# how to add 211 as second receiver



## sb43201 (Feb 22, 2013)

I have a 722k and want to add an used 211 in the basement. I got the 211 from the yard sale and is not activated. I suppose that I can connect the 211 directly to the LNB, right? The 211 has a OTA port too, how does it work? And how to activate the 211? How much more I need to pay to have 2nd receiver? Thanks.


----------



## some guy (Oct 27, 2012)

sb43201;3184888 said:


> I have a 722k and want to add an used 211 in the basement. I got the 211 from the yard sale and is not activated. I suppose that I can connect the 211 directly to the LNB, right? The 211 has a OTA port too, how does it work? And how to activate the 211? How much more I need to pay to have 2nd receiver? Thanks.


$7 per month

Yes you can connect directly to the dish if you have a free port

Connect an ota antenna to the ota antenna jack on the 211 and scan for locals

Call dish to activate


----------



## boba (May 23, 2003)

After you have it connected to the dish, call DISH and give them the S# and R# so they can address the receiver. Cost of additional 211 is $7/mo.


----------



## P Smith (Jul 25, 2002)

sb43201 said:


> I have a 722k and want to add an used 211 in the basement. I got the 211 from the yard sale and is not activated. I suppose that I can connect the 211 directly to the LNB, right? The 211 has a OTA port too, how does it work? And how to activate the 211? How much more I need to pay to have 2nd receiver? Thanks.


- you can connect coaxes from LNBF and OTA
- call CSR
- $7

cross your fingers, the box could have a balance or stolen


----------



## Grandude (Oct 21, 2004)

If you get it successfully installed and activated you can also make it into a DVR (of sorts) by adding an external hard drive.


----------



## P Smith (Jul 25, 2002)

Grandude said:


> If you get it successfully installed and activated you can also make it into a DVR (of sorts) by adding an external hard drive.


it will cost you one time fee $40 and you must supply your own HDD (up to 2 TB) and USB 2.0 enclosure.


----------



## Rduce (May 16, 2008)

If you have the wiring already in place the entire process of attaching it and calling it should not take much more than a 30 to 45 minutes.
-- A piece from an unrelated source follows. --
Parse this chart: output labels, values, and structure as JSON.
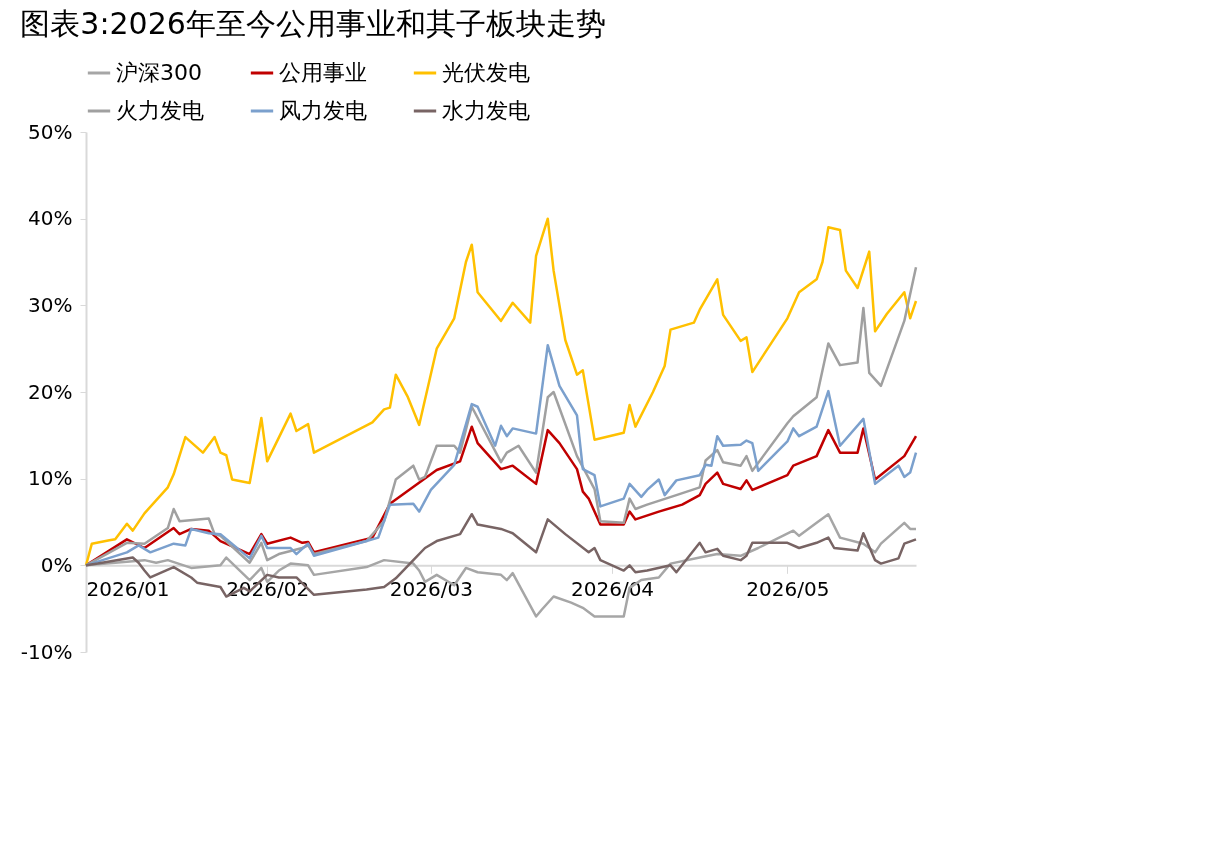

Pretty painless, unless you get a CSR that does not understand you and tried to schedule an appointment, as I had once. She kept insisting that I needed to have a tech come out to run the wire and setup the receiver. I finally had to ask for someone that understood ME!


----------



## Ray [email protected] Network (Dec 28, 2010)

I can check the availability of the receiver to add to your account. Please PM the receiver number to me if you would like me to check. As mentioned in a later post, if there is a balance or if the receiver was leased, you won't be able to add this receiver to your account. Please let me know. Thanks.



sb43201 said:


> I have a 722k and want to add an used 211 in the basement. I got the 211 from the yard sale and is not activated. I suppose that I can connect the 211 directly to the LNB, right? The 211 has a OTA port too, how does it work? And how to activate the 211? How much more I need to pay to have 2nd receiver? Thanks.


----------